Mooky Skills was among our 2014 finalists, and one of the 20 projects selected over 600 applicants. We accompanied their growth during the entire incubation process until the final steps in Barcelona. A few months later, we were curious to see how the business was evolving and it was a pleasure to witness their development.
Mooky Skills was created in November 2013, from an idea originating at the Hackaton Open e-Education. They coded the website and developed the project, aiming at the integration of MOOCs within companies by referencing all types of jobs, plus focusing on integrating unemployed workers through e-learning. Their idea won the Open Classrooms Prix Coup de Coeur. Then the team decided to apply for the Open Education Challenge 2014 and their seed of an idea grew into a more concrete project.
We asked a few questions to Sarah Nafaa, co-founder of Mooky Skills about the past, present and future of the start-up.
How have you moved forward since the Barcelona workshop?
When we came back to Paris after the OEC final, we were like in a big tornado, asking ourselves what we could do and if we had the skills to improve our project. We felt like something big was going to happen.
We knew that going it alone is very difficult so we contacted a company called LeanUp founded by Douwe Wester, and he accepted to help us. The first thing he told us was “Ok guys, you did it in the wrong way; let’s do it again.” And from that day on, we worked on reshaping Mooky Skills, talking to customers, looking for the best solutions. That’s why we developed a B2B product that fits with our vision and the market. It was not easy at all; in November and December we were feeling really discouraged but we moved on and since January everything has been moving along faster and better.
What were the main challenges you had to face? What does a start-up have to keep in mind when facing similar situations?
I think the main challenges are more psychological and personal than professional when you want something so much and you don’t achieve it quickly. You begin to doubt yourself, to believe you have bad ideas. Ben Horowitz calls this step “the struggle" and I think that this is what determines if you have the shoulders strong enough to make it happen.
The first thing to keep in mind everyday is the answer to this question: “Why did I begin this project ?” This is your engine. Secondly, don’t be afraid to ask for help; it’s not a sign of weakness but a sign of courage. So DO ask people to help and they actually will.
How is Mooky Skills making a difference in education?
The thing is that we haven’t set aside traditional educational methods. We believe in the power of complementarities.
By combining traditional education (with an instructor) and e-learning (with Moocs and other new contents), our strength and distinction comes from adapting education to each individual. We don’t all have the same brain and we don’t all have the same style of learning. In a hyper-consumer society, where everybody is expected to look like his neighbors, we prefer to see everybody as special. Mooky Skills will give people the desire to learn!
What are the next steps for Mooky Skills?
We are signing with our first client. So the next step is to do it right and get a lot of feedback. We plan to build a new learning platform for companies and recruit trainers. And for that we will need to secure additional money. Those are our next steps.

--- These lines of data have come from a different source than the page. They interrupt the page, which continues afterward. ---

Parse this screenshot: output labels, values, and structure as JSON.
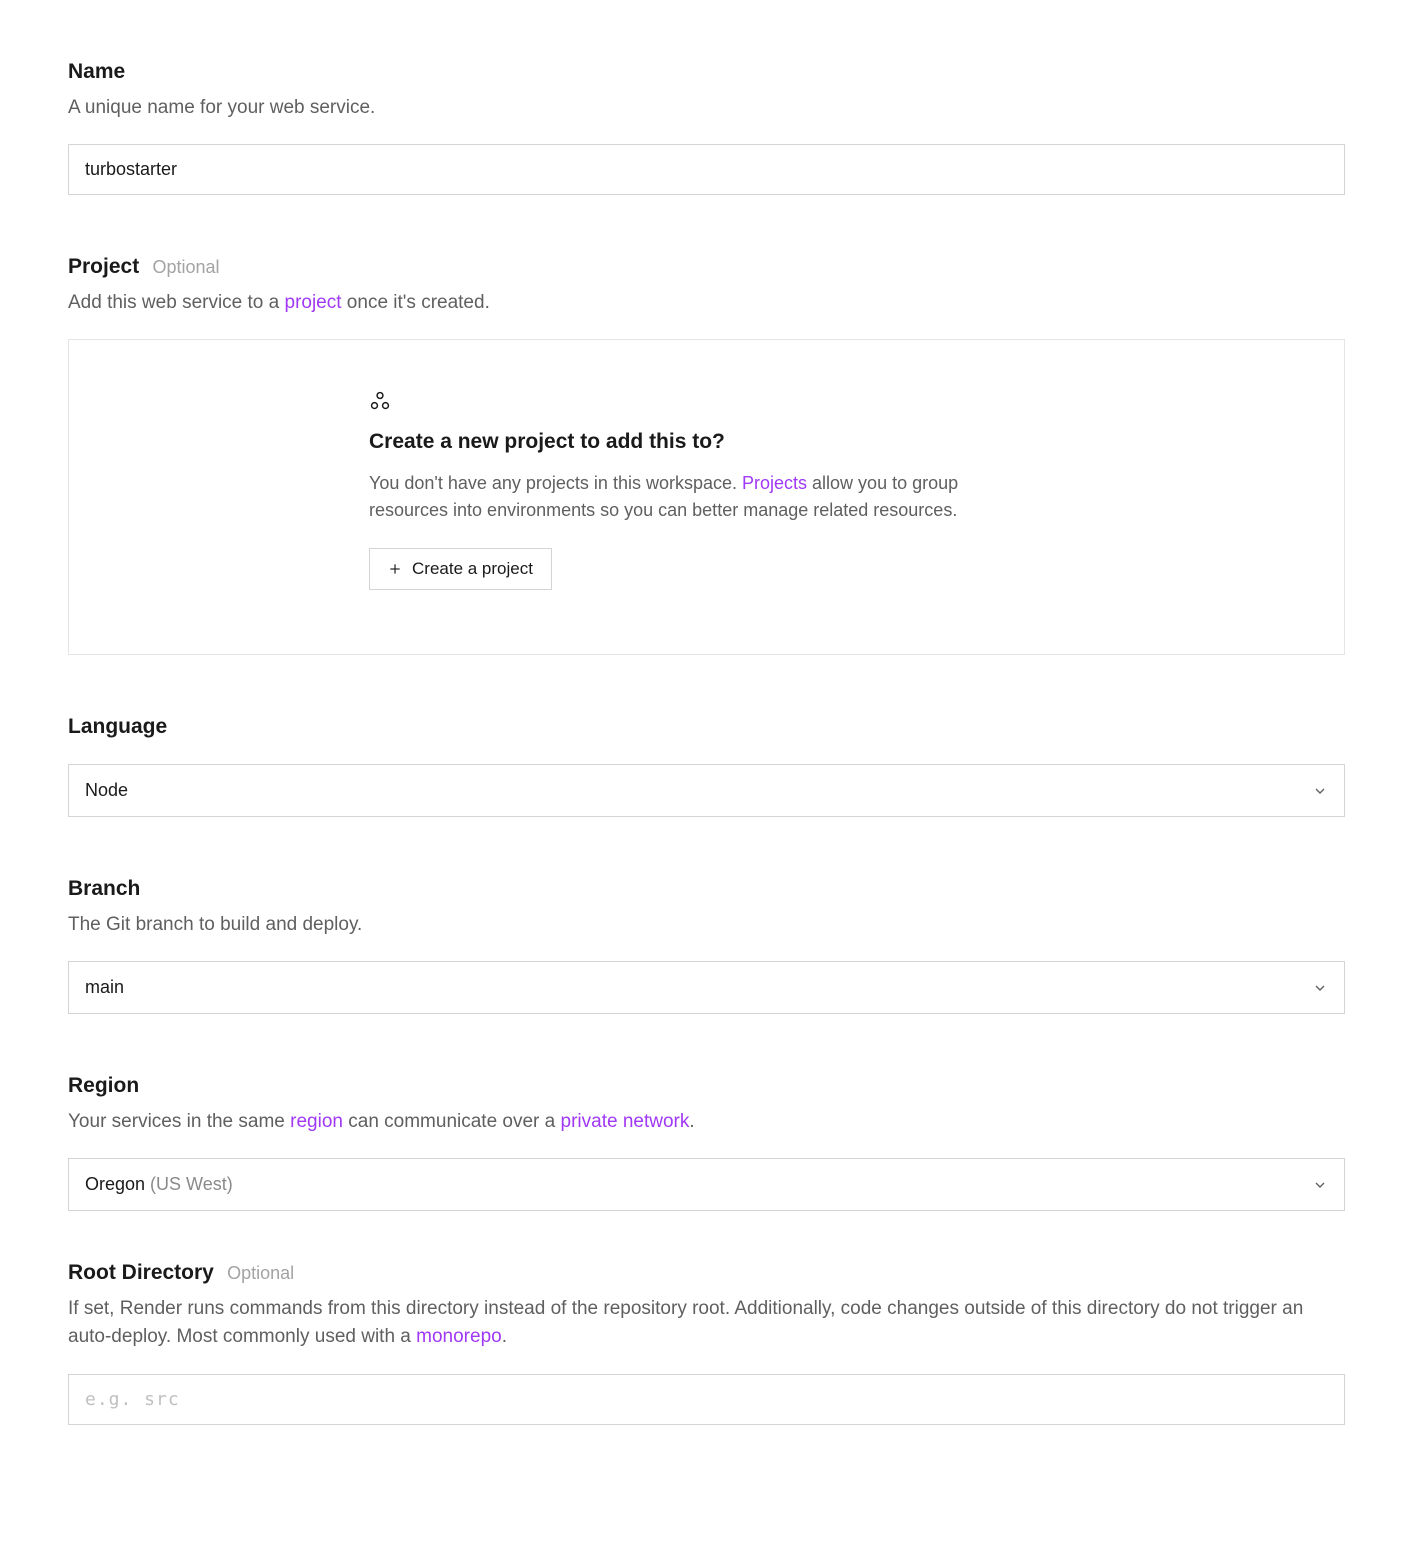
{
  "name": {
    "label": "Name",
    "description": "A unique name for your web service.",
    "value": "turbostarter"
  },
  "project": {
    "label": "Project",
    "optional": "Optional",
    "description_pre": "Add this web service to a ",
    "description_link": "project",
    "description_post": " once it's created.",
    "panel": {
      "title": "Create a new project to add this to?",
      "desc_pre": "You don't have any projects in this workspace. ",
      "desc_link": "Projects",
      "desc_post": " allow you to group resources into environments so you can better manage related resources.",
      "button": "Create a project"
    }
  },
  "language": {
    "label": "Language",
    "value": "Node"
  },
  "branch": {
    "label": "Branch",
    "description": "The Git branch to build and deploy.",
    "value": "main"
  },
  "region": {
    "label": "Region",
    "description_pre": "Your services in the same ",
    "description_link1": "region",
    "description_mid": " can communicate over a ",
    "description_link2": "private network",
    "description_post": ".",
    "value_main": "Oregon",
    "value_sub": " (US West)"
  },
  "root": {
    "label": "Root Directory",
    "optional": "Optional",
    "description_pre": "If set, Render runs commands from this directory instead of the repository root. Additionally, code changes outside of this directory do not trigger an auto-deploy. Most commonly used with a ",
    "description_link": "monorepo",
    "description_post": ".",
    "placeholder": "e.g. src"
  }
}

What future do you see for MOOCs?
This is just the beginning for Moocs and so there are still a lot of things to explore.
Before talking about MOOCs specifically, we should talk about digital technology. I think that in a few years we will have to digitise southern countries such as Mali, Cameron or Algeria. And after that, MOOCs will be a huge instrument to create value in these countries.
I used to say that MOOCs are a weapon of massive reconstruction. As John Lennon wrote, “You may say I’m a dreamer,” but it actually is what I think. Yet there is still a lot of work to do, especially in France.
What advice would you give to an aspiring entrepreneur?
Never give up… I think that is one of the most commonly given pieces of advice but it actually is the best one. The fact is you never know how close you are to success.
The second one is to network. In fact, the days of building a startup in your garage are over. Today you have to go out, to ask questions, to listen, to find your place in the market. Never count the hours, even if it means coming back home at 1 a.m.; don’t worry because all the effort you put in today is an investment in your future.
Sarah offered this final insight: “May I just add a comment about the OEC: I think it is the best contest we did; we learn about our project, about ourselves, about others. We were with business professionals and all the advice they gave us was really useful. We are still in contact with some participants and they help us from time to time. So I recommend that all startups do it, you will not regret it! Good luck, guys!”